Concentration camp survivor brings German parliament to its feet
Speaking in front of German Chancellor Gerhard Schroeder, government ministers and members of the Bundestag, Mr Lustiger told of a spontaneous uprising of Auschwitz prisoners in October 1944 in response to mass gassings of Jews.
“The prisoners attacked the SS with axes and rocks and set one crematorium on fire,” said Mr Lustiger, a Jew and Holocaust historian. “The SS mobilised, rounded everyone up in groups and killed them all with shots to the neck.”
Mr Lustiger’s cousin is converted Catholic Jean-Marie Lustiger, Pope John Paul’s representative at ceremonies in Poland yesterday commemorating the liberation of the Auschwitz death camp.
Arno Lustiger passed through seven death camps in all. He was one of 4,000 prisoners sent on a death march from Auschwitz in January 1945 along the frozen streets of Silesia in what is now Poland. Only half survived the journey, only to land in the living “hell” of another camp, Gross-Rosen.

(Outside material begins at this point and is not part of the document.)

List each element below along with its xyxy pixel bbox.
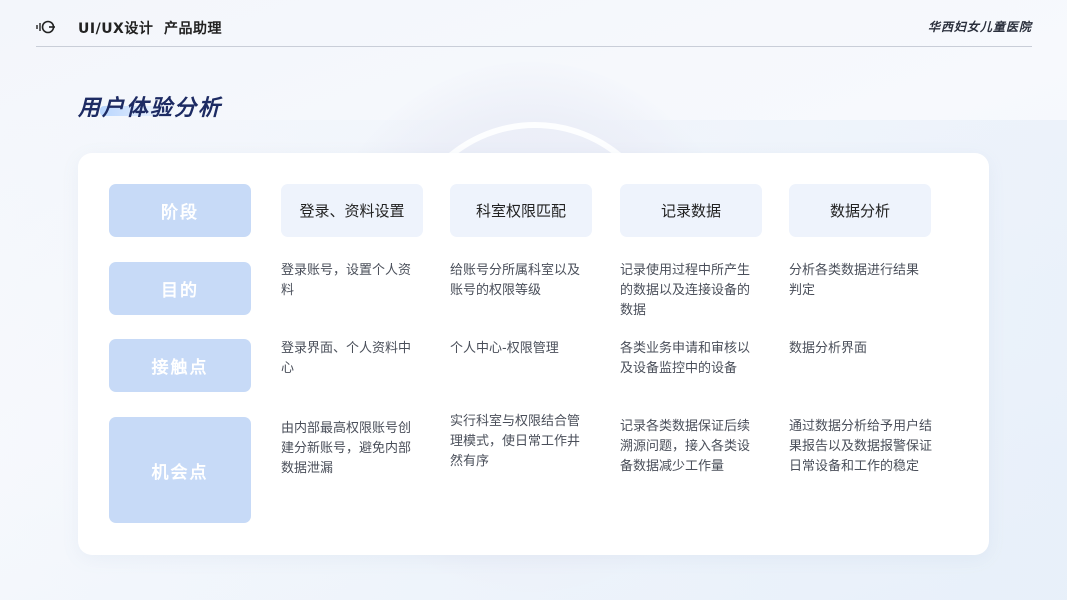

Eventually Lustiger ended up at Langenstein, where crippling forced labour in underground tunnels killed the average prisoner in four weeks. He survived it all and, after being discovered half-dead by American troops, celebrated the end of the war and his 21st birthday on May 8, 1945.
“This double-celebration, I will never forget it,” Lustiger said, his harrowing tale greeted with an extended, solemn ovation.